Selon ce document, le secteur rwandais de Cyangugu a servi de base arrière et de recrutement aux mutins, le Rwanda ouvrant sa frontière à deux reprises, une première fois pour permettre le regroupement des rebelles congolais, et une seconde fois pour couvrir leur retraite. « En sécurité dans son camp rwandais, Mutebutsi a informé la Monuc qui lui rendait visite qu’il ‘retournerait en RDC quand bon lui semblerait’ » préviennent les experts. « Le 8 juin, 157 hommes de Mutebutsi, dont 12 officiers, ont quitté Bukavu et ont traversé à Cyangugu en petits groupes, à un poste frontière nommé Ruzizi 1. Après avoir été recensés par le Rwanda comme réfugiés, les 12 officiers ont été installés dans le camp militaire rwandais de Ntedezi », explique le rapport. « Lors de ses multiples visites à Cyangugu, le groupe d’experts a observé que Mutebutsi n’avait pas démantelé ses troupes. Environ 300 hommes en uniforme restaient sous une structure de commandement cohérente, sous la protection des troupes rwandaises. Le groupe conclut que ces troupes restent une menace latente pour la RDC. » Des troupes qui selon les experts jouissent d’une totale liberté de mouvement et sont soutenues par le Rwanda dans leur campagne de propagande.

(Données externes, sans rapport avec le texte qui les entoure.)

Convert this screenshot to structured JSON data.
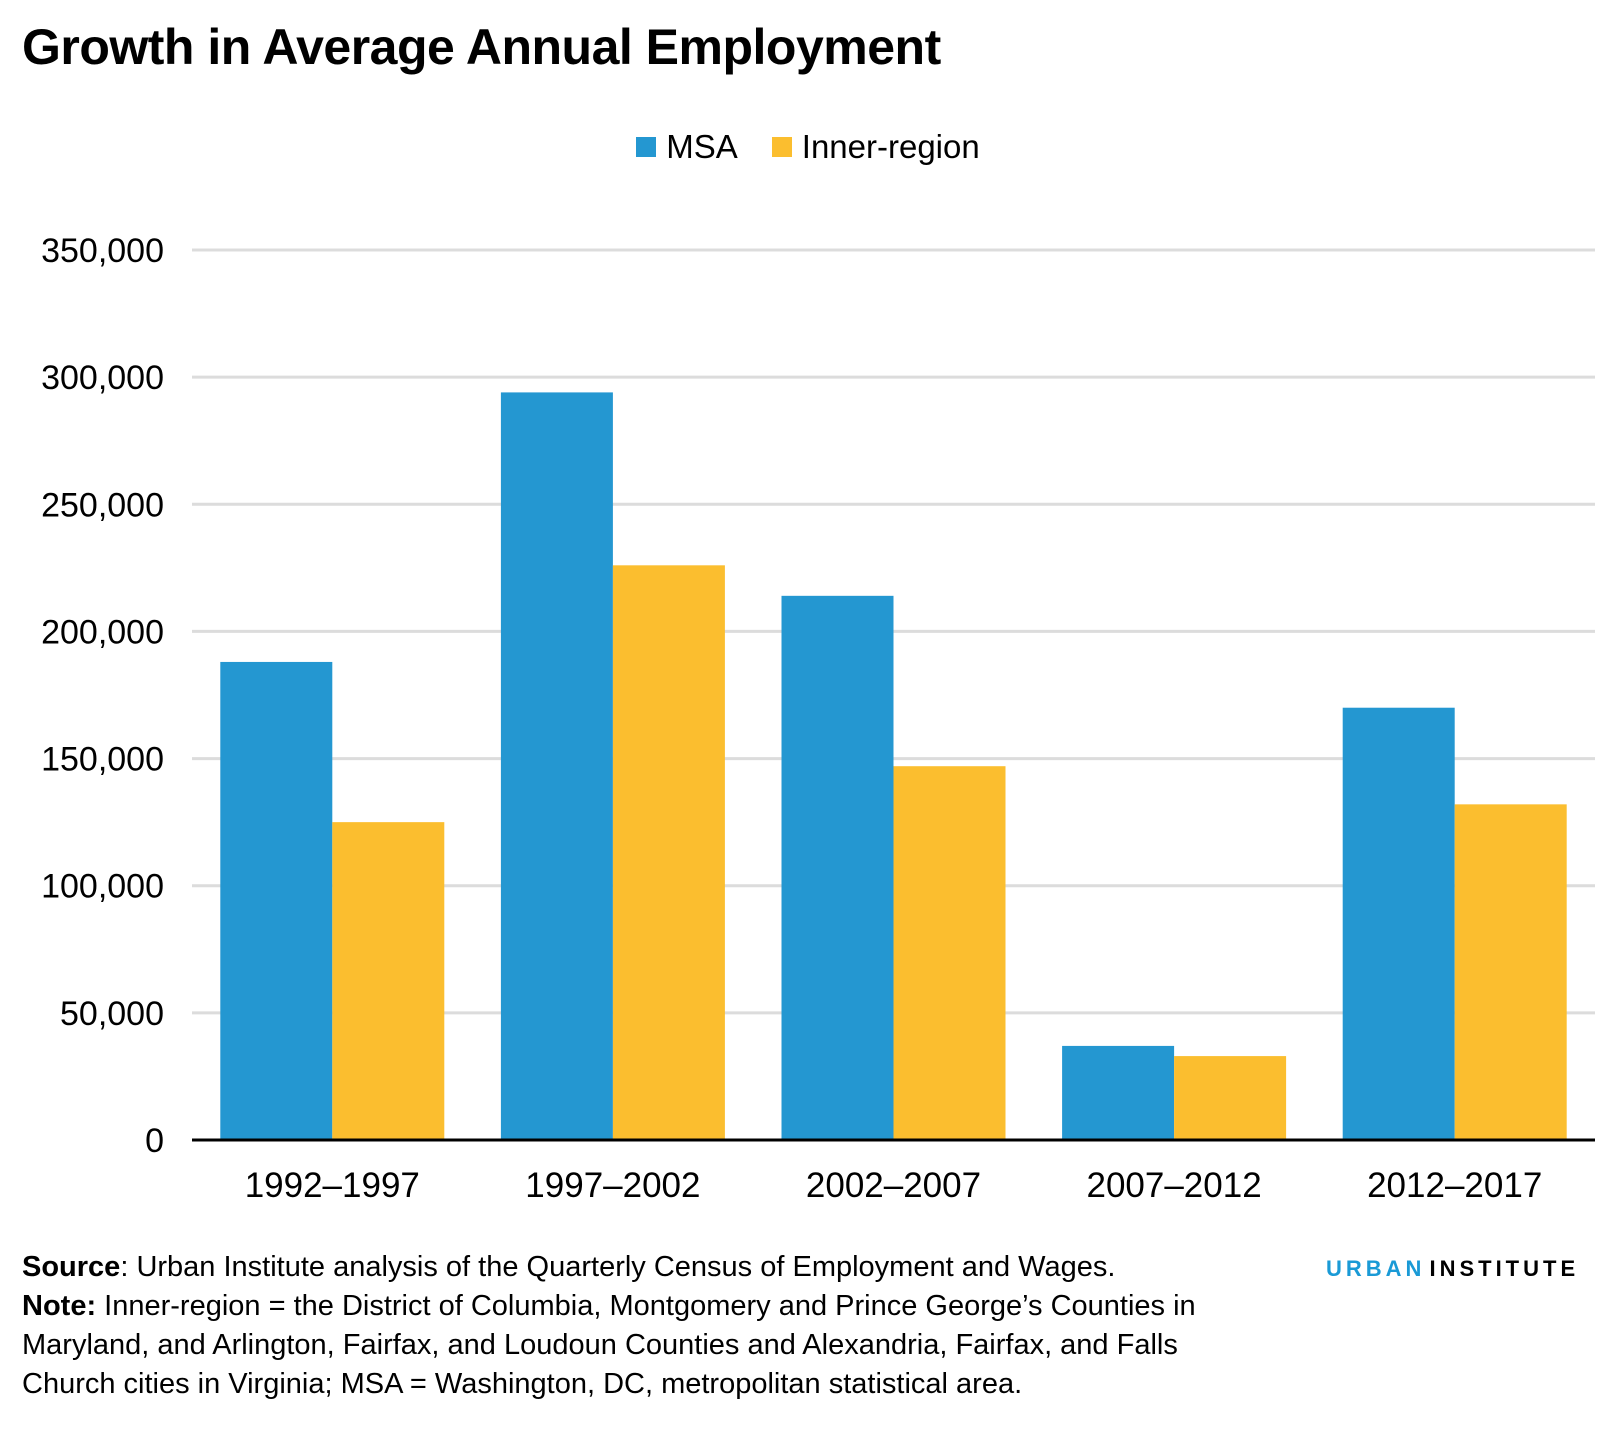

(Carte Stephanie Bourgoing/RFI)
Le lac Kivu, haut lieu du trafic d’armes
Pire : le Rwanda a participé au recrutement. « Entre 5 heures et 6 heures du matin le 18 juin 2004, l’armée rwandaise est entrée sur le terrain d’un camp de transit du HCR à Cyangugu, a raflé 30 jeune hommes et les a forcés à monter à bord de camions. Certains de ces jeunes hommes interviewés par le groupe d’experts ont dit avoir été successivement emmenés dans un commissariat, puis dans un camp militaire rwandais, où on leur a demandé de devenir des soldats pour le compte des forces de Mutebutsi en RDC ». Dans d’autres cas, les forces rwandaises ont offert 100 dollars ou des téléphones portables à des soldats congolais démobilisés au Rwanda pour les convaincre de reprendre les armes. Des officiels du gouvernement rwandais ont également aidé Nkunda à recruter des hommes dans des camps de réfugiés congolais au Rwanda, parfois sous la menace, parfois en utilisant la force, parfois à travers les réseaux de désarmement, démobilisation et réinsertion. Le soutien financier du Rwanda est crucial pour les troupes de Mutebutsi, estiment les experts, qui rappellent par ailleurs que le colonel félon a accumulé un sérieux trésor de guerre en pillant la banque centrale de Bukavu, et dispose toujours probablement d’armes lourdes, entreposées au Rwanda.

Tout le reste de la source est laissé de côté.